A critical vulnerability has been identified in the FreshRSS aggregator software, which allows an unprivileged attacker to create a new administrator account. Successful exploitation, which is possible when user registration is enabled on the server, could lead to a complete takeover of the application, data theft, and further attacks against the host system.

This vulnerability allows for privilege escalation due to improper input validation during the user registration process. An unauthenticated attacker can send a specially crafted request to the user creation endpoint when public registration is enabled. By manipulating parameters within this request, the attacker can create a new user account and assign it administrative privileges, bypassing normal authorization controls and gaining complete control over the FreshRSS instance.

This vulnerability is rated as critical with a CVSS score of 9.8. Successful exploitation grants an attacker full administrative control over the FreshRSS application. This could lead to the theft of sensitive information from aggregated feeds, unauthorized modification or deletion of data, and service disruption. Furthermore, a compromised web application can serve as a foothold for attackers to launch further attacks against the underlying server and other systems within the organization's network, posing a significant risk to data confidentiality, integrity, and availability.
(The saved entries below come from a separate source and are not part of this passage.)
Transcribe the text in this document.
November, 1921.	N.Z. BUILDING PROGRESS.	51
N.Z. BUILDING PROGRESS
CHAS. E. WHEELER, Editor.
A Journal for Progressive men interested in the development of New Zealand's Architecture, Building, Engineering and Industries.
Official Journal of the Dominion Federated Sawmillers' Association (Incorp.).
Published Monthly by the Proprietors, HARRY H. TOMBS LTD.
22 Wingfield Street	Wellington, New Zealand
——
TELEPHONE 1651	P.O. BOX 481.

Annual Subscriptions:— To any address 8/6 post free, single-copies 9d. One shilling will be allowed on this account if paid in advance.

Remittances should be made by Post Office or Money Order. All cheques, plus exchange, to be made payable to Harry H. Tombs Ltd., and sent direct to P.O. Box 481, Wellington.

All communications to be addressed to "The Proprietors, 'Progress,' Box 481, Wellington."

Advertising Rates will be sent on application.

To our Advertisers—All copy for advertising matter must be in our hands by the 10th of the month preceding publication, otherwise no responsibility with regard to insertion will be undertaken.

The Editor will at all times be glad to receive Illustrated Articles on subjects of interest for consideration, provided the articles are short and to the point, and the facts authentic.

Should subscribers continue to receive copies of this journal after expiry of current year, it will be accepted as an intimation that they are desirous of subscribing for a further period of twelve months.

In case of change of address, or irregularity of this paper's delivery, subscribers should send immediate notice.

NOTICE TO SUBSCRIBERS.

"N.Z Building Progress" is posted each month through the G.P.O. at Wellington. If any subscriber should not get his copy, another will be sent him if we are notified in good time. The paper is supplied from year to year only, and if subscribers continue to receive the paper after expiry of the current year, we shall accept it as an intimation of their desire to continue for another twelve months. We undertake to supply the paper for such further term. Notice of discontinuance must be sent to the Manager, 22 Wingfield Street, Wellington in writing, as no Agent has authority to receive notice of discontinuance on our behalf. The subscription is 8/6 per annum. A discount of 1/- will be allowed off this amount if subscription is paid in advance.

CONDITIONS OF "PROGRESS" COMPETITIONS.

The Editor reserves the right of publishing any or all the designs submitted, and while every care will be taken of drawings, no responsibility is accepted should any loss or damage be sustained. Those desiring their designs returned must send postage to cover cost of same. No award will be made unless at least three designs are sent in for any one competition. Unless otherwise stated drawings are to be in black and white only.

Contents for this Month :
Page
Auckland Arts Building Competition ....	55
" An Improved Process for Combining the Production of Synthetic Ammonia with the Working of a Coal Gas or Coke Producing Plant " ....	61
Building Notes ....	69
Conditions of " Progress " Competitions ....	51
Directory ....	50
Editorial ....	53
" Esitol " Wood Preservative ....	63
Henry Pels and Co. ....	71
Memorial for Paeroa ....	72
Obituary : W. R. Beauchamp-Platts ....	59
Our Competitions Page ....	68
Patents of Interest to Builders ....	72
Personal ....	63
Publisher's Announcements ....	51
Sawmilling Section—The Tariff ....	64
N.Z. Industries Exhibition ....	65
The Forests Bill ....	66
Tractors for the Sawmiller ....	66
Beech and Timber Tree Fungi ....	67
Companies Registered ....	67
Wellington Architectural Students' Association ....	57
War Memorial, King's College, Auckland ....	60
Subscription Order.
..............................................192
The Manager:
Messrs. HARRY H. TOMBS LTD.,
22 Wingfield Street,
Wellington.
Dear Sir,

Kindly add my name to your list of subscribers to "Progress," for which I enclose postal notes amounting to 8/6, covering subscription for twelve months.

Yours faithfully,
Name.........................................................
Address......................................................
Immediate Action: Immediately update all instances of FreshRSS is a Multiple Products to the latest version available (newer than 1.26.3) to patch the vulnerability. After patching, review all user accounts, especially those with administrative privileges, to identify and remove any unauthorized accounts that may have been created.

Proactive Monitoring: Monitor web server and application access logs for unusual POST requests to user registration pages. Scrutinize logs for the creation of new user accounts, particularly any that are immediately followed by administrative actions. An increase in registration attempts from unknown sources could indicate scanning or exploitation activity.

Compensating Controls: If patching is not immediately possible, disable public user registration within the FreshRSS application settings. This action removes the primary attack vector. Additionally, consider placing the application behind a Web Application Firewall (WAF) with rules designed to inspect and block malicious user registration attempts.

Public Exploit Available: false

Given the critical severity (CVSS 9.8) of this vulnerability, which allows for a complete system takeover, immediate action is required. We strongly recommend that all affected FreshRSS instances be updated to the latest secure version without delay. If patching is not immediately feasible, the user registration feature must be disabled as a critical compensating control. Although this CVE is not currently listed on the CISA KEV catalog, its high impact and ease of exploitation warrant treating it with the highest priority for remediation.